Voodoo had raised so many questions, but it had answered one at least in the process. Now I knew why Abigail was so determined - why she had refused to go on vacation unless there were pianos for her to practice on, why she wanted to become specifically a concert pianist and didn’t consider any other options, and why the orchestra she played for had to be the Louisiana Philharmonic.

After everything she had told me, it sounded like she was hardly even living her own dream - she was living her great-grandmother’s dream for her.

I still had that crazy idea I had come up with during band practice. It was my trump card, my last hope, and my new dream…but Abigail was so determined and set in her path. She believed in fate, and to her, playing for that orchestra was her fate. My idea would fulfill my dream and bring us together, but it would take her away from hers. A week with me wouldn’t be enough to change her mind and convince her to choose me over her fate.

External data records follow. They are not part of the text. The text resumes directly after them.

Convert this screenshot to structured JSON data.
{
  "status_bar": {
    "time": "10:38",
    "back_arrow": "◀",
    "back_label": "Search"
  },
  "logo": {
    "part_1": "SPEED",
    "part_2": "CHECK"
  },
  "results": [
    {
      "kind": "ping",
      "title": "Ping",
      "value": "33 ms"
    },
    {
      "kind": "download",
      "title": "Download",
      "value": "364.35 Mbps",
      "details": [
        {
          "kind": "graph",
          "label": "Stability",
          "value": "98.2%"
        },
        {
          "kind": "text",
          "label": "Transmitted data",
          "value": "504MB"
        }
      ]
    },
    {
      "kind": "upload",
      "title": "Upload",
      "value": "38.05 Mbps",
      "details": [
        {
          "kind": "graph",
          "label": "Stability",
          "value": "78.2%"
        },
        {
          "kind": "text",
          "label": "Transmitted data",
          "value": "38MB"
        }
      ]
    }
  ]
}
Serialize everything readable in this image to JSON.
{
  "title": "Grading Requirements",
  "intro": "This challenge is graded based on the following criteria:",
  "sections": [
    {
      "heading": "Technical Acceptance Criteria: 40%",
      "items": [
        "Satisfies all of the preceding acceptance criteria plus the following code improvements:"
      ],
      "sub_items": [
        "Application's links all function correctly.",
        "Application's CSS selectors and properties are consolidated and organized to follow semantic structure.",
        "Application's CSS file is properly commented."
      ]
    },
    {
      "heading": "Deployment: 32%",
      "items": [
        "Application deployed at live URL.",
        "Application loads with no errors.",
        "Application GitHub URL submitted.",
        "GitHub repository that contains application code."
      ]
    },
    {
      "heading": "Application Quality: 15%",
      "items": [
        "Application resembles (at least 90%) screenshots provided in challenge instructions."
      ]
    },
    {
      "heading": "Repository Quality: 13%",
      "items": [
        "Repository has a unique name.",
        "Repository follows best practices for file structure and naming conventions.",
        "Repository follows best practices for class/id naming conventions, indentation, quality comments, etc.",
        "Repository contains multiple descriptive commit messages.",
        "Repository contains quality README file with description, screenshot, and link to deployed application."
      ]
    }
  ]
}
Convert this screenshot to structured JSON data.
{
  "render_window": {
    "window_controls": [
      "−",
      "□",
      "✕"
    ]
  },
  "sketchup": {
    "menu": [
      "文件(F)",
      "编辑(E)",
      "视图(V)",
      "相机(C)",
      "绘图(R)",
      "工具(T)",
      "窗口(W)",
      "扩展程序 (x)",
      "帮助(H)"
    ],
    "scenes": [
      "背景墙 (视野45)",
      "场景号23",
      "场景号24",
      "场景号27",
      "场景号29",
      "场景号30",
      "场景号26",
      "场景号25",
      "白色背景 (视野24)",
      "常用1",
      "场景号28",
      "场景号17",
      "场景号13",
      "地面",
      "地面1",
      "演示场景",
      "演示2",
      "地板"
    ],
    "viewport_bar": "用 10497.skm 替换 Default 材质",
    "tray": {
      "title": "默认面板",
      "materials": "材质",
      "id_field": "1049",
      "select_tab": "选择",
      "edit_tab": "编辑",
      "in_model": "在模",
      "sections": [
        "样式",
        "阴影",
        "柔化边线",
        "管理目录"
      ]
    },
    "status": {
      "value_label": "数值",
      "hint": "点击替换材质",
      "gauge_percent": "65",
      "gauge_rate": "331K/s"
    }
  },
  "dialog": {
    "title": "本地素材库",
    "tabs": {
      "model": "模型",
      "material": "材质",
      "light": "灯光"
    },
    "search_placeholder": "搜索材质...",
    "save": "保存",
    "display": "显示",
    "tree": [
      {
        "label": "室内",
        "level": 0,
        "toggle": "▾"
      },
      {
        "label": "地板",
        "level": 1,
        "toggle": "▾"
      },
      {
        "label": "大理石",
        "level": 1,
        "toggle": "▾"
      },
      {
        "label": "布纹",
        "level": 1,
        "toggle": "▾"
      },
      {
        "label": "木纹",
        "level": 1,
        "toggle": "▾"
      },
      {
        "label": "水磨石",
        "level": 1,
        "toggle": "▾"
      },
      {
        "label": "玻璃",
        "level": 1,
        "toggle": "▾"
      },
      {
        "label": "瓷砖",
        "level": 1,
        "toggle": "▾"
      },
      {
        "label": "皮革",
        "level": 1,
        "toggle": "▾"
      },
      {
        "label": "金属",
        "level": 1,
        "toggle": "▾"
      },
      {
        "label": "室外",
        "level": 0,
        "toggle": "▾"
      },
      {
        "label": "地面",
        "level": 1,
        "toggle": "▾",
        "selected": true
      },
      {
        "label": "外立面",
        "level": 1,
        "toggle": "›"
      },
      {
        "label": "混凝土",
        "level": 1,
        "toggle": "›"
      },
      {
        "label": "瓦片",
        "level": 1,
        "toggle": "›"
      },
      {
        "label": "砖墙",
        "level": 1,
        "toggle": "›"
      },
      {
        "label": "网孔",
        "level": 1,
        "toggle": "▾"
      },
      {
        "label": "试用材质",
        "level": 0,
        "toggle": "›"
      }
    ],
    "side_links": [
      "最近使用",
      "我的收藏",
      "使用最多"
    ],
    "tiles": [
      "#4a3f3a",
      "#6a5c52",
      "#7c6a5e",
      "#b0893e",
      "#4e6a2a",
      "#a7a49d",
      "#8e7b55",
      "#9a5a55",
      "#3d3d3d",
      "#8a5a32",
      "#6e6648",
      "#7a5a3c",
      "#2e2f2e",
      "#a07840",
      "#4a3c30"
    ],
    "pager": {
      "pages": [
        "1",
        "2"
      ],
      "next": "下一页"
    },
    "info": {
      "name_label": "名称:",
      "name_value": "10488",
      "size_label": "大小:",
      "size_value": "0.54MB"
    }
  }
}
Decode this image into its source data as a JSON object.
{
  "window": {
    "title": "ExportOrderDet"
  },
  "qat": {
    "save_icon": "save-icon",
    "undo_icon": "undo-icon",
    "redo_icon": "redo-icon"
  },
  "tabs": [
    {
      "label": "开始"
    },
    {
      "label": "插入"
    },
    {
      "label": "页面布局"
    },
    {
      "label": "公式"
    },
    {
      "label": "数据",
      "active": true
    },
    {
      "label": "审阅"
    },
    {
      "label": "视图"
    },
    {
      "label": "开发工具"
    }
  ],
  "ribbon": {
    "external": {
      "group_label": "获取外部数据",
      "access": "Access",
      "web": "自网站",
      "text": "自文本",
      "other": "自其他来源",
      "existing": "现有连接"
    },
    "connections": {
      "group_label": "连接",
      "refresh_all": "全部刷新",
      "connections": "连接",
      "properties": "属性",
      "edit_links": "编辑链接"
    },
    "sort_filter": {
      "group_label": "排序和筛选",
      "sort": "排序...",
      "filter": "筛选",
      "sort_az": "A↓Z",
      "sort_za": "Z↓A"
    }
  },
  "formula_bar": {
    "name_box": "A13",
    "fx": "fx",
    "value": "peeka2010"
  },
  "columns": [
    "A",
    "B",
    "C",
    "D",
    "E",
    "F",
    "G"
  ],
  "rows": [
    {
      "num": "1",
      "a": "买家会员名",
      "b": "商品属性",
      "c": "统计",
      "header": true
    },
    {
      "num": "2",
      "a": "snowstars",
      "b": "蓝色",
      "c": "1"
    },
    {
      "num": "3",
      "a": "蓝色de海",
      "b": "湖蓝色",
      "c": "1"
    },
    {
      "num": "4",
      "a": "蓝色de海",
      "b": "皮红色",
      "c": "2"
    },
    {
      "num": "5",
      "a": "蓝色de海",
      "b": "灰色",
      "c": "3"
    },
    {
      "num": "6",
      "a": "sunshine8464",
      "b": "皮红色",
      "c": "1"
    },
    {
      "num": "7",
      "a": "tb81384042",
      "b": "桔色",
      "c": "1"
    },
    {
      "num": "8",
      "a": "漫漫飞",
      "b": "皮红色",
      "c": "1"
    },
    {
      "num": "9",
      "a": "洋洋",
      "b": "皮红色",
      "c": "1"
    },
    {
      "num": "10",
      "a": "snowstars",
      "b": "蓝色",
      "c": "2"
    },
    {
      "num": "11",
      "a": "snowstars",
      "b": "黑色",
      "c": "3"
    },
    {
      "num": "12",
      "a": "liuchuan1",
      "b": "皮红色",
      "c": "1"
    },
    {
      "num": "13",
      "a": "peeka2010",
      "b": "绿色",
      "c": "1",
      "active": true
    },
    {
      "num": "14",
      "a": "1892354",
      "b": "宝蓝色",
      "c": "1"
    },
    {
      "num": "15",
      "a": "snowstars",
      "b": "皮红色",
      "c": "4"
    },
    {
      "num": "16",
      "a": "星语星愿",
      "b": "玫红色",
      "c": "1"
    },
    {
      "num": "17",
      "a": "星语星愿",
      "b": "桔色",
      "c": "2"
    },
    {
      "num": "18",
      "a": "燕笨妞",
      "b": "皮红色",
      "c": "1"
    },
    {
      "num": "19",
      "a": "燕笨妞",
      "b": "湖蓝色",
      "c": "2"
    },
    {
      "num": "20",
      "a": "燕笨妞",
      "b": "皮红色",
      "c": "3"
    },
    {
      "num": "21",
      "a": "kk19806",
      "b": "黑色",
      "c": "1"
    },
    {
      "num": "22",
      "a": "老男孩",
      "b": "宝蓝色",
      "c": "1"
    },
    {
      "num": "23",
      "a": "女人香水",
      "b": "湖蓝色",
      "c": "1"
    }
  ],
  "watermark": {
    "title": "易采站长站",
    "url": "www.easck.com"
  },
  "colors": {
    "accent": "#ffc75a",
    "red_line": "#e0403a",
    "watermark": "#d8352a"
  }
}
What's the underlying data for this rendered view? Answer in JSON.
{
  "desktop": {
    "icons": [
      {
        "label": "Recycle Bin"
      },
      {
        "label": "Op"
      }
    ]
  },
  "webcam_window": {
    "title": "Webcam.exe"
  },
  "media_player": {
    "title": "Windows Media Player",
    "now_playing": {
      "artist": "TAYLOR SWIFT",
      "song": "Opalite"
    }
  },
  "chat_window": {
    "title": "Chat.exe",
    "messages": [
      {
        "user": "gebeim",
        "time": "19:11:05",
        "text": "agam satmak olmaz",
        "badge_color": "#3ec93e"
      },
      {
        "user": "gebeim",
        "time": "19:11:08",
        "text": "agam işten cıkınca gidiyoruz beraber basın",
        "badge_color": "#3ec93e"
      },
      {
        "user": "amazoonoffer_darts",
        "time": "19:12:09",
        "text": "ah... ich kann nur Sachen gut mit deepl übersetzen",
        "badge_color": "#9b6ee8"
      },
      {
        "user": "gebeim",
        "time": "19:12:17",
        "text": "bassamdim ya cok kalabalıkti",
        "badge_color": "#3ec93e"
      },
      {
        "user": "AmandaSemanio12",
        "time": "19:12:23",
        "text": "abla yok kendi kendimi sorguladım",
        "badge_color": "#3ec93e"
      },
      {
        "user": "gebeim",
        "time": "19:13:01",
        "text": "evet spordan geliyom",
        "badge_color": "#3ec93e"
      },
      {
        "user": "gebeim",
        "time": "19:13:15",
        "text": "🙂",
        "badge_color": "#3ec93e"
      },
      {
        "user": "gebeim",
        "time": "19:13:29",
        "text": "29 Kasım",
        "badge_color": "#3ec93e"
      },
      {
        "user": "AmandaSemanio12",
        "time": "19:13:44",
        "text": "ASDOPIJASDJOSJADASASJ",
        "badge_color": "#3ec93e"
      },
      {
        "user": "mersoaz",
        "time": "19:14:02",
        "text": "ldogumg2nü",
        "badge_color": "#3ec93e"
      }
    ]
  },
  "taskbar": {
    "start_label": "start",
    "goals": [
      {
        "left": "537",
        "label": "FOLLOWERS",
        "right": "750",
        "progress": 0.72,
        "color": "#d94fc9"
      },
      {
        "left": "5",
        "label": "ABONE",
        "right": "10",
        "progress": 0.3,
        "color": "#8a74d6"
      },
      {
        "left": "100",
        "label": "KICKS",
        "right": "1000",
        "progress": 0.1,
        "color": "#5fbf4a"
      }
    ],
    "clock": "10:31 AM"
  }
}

I reached for the phone on the couch beside me, lay on my back and held it high over my face as I texted Abigail. For now, I wanted her to keep talking to me. That way, she would remember our good times and keep me in her mind - and maybe miss me just a fraction of how much I missed her.

* * *

Over the next few weeks, we did keep talking, and we talked a lot. I went back on tour and bounced from city to city, and Abigail went back to being a model college student intent upon graduating. We sent each other pictures to keep us posted of what was going on in our lives, held long text conversations, and video chatted at least once a day. It wasn’t anything like seeing Abigail next to me where I could reach out to touch her, but it was better than nothing.

At first.

Slowly, Abigail began taking hours to reply to my texts. When I video chatted her, she only answered occasionally and always had some excuse as to why she had missed the others - even though she had answered every single call almost immediately for two weeks. In the evenings, she was always busy working or spending time with the sorority girls, she had class and practice during the day, and I could never seem to catch her in the morning before she left the house.

I could only draw one explanation: she was avoiding me. I didn’t know if it was the physical distance between us, our diverging futures, or just that she was getting bored with me - but it was something, and I could feel the distance growing with every excuse she made.

It drove me insane. I was slowly losing her, and I didn’t know why or how to stop it. My mental despair bled over into my life as Alejandro Devera, lead singer of Vaporized, and my bandmates directed sharp words at me more than once when I spoke badly to press, skipped practice or just disappeared for hours on end.

I wondered if it would do any good to talk to her about Voodoo or my impossible idea to bring us together. But lately, it had been so hard to speak with Abigail without hearing her leave-a-message statement. So, I couldn’t talk it out with her even if I wanted to.